Le 20 juillet 2023 marquait le 54e anniversaire d’Apollo 11. À cette date, aucun humain n’avait remis les pieds sur la Lune depuis 1972. En 2026, le programme Artemis de la NASA, malgré ses retards répétés, approche enfin d’un premier alunissage habité depuis un demi-siècle. Et cette fois, l’ambition va bien au-delà de « planter un drapeau et rentrer » — il s’agit d’établir une présence humaine permanente sur et autour de la Lune, et d’en faire le tremplin vers Mars.
Pourquoi maintenant ? La géopolitique spatiale
La Chine a annoncé un programme lunaire avec équipages pour 2030 et ne cache pas son ambition de construire une base dans la région polaire sud de la Lune — là où de l’eau sous forme de glace a été détectée, ressource fondamentale pour toute présence humaine durable. Cette compétition sino-américaine est le principal moteur politique du renouveau spatial habité. Les pôles lunaires ont une valeur stratégique considérable : qui y établit une présence permanente en premier contrôlera potentiellement l’accès aux ressources lunaires.

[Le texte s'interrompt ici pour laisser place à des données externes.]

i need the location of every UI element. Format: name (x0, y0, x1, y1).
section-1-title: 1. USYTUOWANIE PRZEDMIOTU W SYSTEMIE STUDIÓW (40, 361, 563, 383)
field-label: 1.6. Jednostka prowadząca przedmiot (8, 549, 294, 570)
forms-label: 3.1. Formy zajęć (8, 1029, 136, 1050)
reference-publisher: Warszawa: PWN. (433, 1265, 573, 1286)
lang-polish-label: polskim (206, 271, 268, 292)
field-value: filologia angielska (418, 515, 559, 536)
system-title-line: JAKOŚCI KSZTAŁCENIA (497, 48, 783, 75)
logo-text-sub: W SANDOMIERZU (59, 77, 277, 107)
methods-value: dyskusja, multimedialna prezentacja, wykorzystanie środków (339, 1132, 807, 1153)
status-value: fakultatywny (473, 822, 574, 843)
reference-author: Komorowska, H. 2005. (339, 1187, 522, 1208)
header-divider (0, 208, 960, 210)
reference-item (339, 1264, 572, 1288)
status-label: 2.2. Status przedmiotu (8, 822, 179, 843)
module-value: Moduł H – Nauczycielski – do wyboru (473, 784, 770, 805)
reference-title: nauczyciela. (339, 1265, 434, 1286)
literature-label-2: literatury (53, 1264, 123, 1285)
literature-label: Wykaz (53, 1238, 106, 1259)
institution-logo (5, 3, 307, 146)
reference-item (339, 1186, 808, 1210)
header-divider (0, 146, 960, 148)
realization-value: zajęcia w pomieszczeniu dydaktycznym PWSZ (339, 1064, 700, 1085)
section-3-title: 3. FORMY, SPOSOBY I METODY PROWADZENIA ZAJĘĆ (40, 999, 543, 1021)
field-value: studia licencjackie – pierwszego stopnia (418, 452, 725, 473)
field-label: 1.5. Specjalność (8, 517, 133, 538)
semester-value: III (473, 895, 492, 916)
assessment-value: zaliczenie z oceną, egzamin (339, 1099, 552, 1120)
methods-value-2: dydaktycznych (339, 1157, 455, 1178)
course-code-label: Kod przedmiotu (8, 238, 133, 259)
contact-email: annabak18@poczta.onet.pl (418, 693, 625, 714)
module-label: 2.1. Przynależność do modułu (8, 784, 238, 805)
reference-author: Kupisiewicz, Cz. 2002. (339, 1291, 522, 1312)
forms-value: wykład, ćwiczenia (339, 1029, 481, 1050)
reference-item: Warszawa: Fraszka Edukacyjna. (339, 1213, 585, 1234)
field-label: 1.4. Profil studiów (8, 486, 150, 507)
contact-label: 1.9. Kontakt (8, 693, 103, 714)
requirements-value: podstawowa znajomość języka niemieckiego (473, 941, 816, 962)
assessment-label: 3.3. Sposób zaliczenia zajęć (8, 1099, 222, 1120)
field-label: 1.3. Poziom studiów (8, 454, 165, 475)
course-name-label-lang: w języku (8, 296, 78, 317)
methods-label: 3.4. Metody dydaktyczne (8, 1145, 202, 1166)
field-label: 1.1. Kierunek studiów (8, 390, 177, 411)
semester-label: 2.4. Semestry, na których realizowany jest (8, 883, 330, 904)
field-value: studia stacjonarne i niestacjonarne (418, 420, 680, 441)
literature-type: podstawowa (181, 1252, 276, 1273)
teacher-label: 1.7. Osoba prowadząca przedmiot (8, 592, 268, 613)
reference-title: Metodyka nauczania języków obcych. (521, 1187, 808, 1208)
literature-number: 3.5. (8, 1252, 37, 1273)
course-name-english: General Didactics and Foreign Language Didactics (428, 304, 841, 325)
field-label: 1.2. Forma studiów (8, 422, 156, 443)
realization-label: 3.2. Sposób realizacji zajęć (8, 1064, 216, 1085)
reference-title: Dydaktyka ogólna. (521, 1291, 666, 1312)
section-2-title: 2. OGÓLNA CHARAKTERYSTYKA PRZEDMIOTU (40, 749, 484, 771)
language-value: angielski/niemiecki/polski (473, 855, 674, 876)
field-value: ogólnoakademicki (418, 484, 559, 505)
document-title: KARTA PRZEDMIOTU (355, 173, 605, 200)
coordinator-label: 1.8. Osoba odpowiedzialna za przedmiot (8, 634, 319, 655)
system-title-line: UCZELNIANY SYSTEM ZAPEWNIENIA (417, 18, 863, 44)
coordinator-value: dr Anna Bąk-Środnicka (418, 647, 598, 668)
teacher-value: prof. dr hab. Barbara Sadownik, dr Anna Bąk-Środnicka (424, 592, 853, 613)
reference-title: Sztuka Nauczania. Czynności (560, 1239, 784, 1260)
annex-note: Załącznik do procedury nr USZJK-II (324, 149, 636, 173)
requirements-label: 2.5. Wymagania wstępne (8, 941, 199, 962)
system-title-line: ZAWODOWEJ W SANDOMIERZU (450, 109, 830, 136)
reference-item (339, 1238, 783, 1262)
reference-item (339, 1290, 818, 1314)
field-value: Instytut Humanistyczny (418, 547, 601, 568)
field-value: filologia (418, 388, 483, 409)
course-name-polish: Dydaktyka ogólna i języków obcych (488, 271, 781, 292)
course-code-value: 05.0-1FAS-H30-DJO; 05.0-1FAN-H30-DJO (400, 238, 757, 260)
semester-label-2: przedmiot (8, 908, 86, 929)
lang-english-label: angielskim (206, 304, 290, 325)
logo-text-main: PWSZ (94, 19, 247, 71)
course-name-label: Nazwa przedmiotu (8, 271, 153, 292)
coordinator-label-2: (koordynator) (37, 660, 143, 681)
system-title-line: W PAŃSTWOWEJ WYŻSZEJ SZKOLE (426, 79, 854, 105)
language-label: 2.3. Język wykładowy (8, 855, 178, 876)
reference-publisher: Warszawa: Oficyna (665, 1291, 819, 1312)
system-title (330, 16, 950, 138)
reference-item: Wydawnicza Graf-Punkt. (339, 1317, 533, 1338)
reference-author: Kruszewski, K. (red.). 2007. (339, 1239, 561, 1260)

L’Inde a réussi le premier alunissage dans la région polaire sud avec Chandrayaan-3 en 2023, confirmant la présence de glace d’eau. Les Émirats Arabes Unis, le Japon et plusieurs nations européennes participent au programme Gateway — la station orbitale lunaire qui servira de base avancée. L’espace est redevenu un enjeu de puissance nationale, après deux décennies où la coopération internationale via l’ISS dominait.
Ce que ça coûte et ce que ça rapporte
Le programme Artemis de la NASA a coûté plus de 93 milliards de dollars entre 2012 et 2025 — un chiffre qui fait sourciller même les plus ardents supporters de l’exploration spatiale. Les retards du SLS (Space Launch System) et de la capsule Orion ont alimenté les critiques sur la gestion. SpaceX, dont le Starship est le véhicule d’alunissage d’Artemis, a démontré sa capacité à réduire massivement les coûts de lancement. La véritable révolution du programme Artemis sera peut-être moins le retour sur la Lune que l’établissement d’un modèle commercial où des entreprises privées opèrent des missions luaires pour le compte de gouvernements — et pour leurs propres comptes.